他看了她一眼,手伸了过去。拇指在她嘴角轻轻一蹭。
两个人都愣住了。兰嘴里还含着鱼肉,眼睛瞪得圆圆的。他的拇指上沾着酱汁,手悬在半空中,像是不知道该怎么收回去。风停了,火也不跳了。那一瞬间长得像一辈子。
然后,两个人几乎是同时转过身去。兰转向左边,他转向右边。背对着背,中间隔着一个火堆。谁都没有看谁。
兰把脸埋进膝盖里,耳朵烫得像被火烤过。她把手背贴在脸颊上,凉了凉,又烫了,又凉了凉,还是烫。他背对着她,把拇指在木头上蹭了蹭,蹭掉了那点酱汁。他的背脊挺得笔直,像一棵被风吹不弯的树。但兰看见他的耳朵尖了,红得透亮。
火堆噼啪响了一声。蝉叫起来了,风也重新吹起来了。一切都恢复了正常,除了两个人各自朝向相反的方向,谁都不敢回头。
“鱼凉了。
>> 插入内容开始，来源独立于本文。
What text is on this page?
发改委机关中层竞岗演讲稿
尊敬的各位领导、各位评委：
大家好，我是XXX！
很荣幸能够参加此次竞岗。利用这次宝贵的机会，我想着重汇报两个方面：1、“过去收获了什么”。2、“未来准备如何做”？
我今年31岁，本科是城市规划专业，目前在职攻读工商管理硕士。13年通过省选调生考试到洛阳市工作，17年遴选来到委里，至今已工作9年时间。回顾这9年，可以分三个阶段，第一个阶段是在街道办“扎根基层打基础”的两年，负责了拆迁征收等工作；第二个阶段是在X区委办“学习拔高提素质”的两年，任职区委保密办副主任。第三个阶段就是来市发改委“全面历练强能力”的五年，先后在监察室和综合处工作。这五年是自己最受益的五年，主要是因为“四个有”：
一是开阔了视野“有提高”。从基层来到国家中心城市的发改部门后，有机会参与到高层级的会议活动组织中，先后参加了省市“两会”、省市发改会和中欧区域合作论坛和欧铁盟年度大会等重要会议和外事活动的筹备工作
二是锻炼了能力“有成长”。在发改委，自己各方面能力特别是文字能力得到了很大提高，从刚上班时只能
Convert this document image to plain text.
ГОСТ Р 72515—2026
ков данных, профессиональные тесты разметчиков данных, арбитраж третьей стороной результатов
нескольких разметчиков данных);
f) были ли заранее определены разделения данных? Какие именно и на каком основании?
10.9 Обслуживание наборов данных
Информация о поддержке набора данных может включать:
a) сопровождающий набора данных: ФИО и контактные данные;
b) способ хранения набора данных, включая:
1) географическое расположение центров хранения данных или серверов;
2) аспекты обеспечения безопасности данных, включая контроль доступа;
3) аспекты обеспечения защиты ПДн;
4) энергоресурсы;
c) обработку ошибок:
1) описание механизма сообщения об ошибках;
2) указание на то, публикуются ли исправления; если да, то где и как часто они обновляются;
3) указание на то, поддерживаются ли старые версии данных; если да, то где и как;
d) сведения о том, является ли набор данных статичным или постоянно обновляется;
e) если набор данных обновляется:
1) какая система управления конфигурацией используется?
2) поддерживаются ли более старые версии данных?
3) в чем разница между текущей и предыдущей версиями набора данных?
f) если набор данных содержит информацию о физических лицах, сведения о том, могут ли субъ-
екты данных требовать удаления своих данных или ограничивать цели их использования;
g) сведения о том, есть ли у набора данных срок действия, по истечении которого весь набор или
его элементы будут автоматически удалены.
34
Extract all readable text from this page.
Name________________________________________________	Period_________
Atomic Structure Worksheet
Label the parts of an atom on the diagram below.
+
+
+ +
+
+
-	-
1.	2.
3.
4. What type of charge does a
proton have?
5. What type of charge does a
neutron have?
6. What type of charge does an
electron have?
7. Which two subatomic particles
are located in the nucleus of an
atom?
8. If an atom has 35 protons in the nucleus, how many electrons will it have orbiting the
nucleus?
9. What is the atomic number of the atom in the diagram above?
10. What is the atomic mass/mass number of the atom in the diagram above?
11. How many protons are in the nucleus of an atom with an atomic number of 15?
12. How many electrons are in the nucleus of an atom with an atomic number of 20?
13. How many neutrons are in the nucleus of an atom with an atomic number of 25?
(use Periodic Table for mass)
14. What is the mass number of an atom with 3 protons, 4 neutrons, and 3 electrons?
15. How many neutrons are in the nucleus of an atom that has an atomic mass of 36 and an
”他说,声音闷闷的,像是从牙缝里挤出来的。
“嗯。”兰把脸埋在膝盖里,声音也闷闷的。沉默了一会儿。
“转过来吃。”他说。
“你先转。”
他转过身来。兰从膝盖缝里偷瞄了一眼,看见他转过去了,自己也慢慢转过来。两个人面对面坐着,中间还是隔着一个火堆。谁都没有看对方的眼睛。兰低头吃鱼,吃得比刚才斯文了一百倍,小口小口的,吃完了还用袖子擦一下嘴,擦得干干净净。他也吃完了,把鱼骨放在叶子上,站起来,把两个人吃剩的骨头收到一起,用叶子包好。
“我去扔。”他说。
“嗯。”
夜深了。兰收拾好转身走进屋里。走到门口的时候,她停了一下。没有回头。
“明天见。”她说。
“嗯。”
兰走进屋里,关上门,靠在门板上。她把手举到眼前,看了看自己的拇指。上面没有酱汁,什么都没有。但她用拇指在自己嘴角蹭了一下,学着他的样子。然后她把手放下来,攥成拳头,贴在胸口。
外面的月光照在檐廊下。他坐在月光里,把拇指举到眼前看了看。酱汁早就蹭掉了,但他看了很久。然后他放下手,垂下眼睛。把手伸进怀里,摸到铜板,摸到那根断弦。弦还断着,和昨天一样。他把它们攥在手心,攥了一会儿。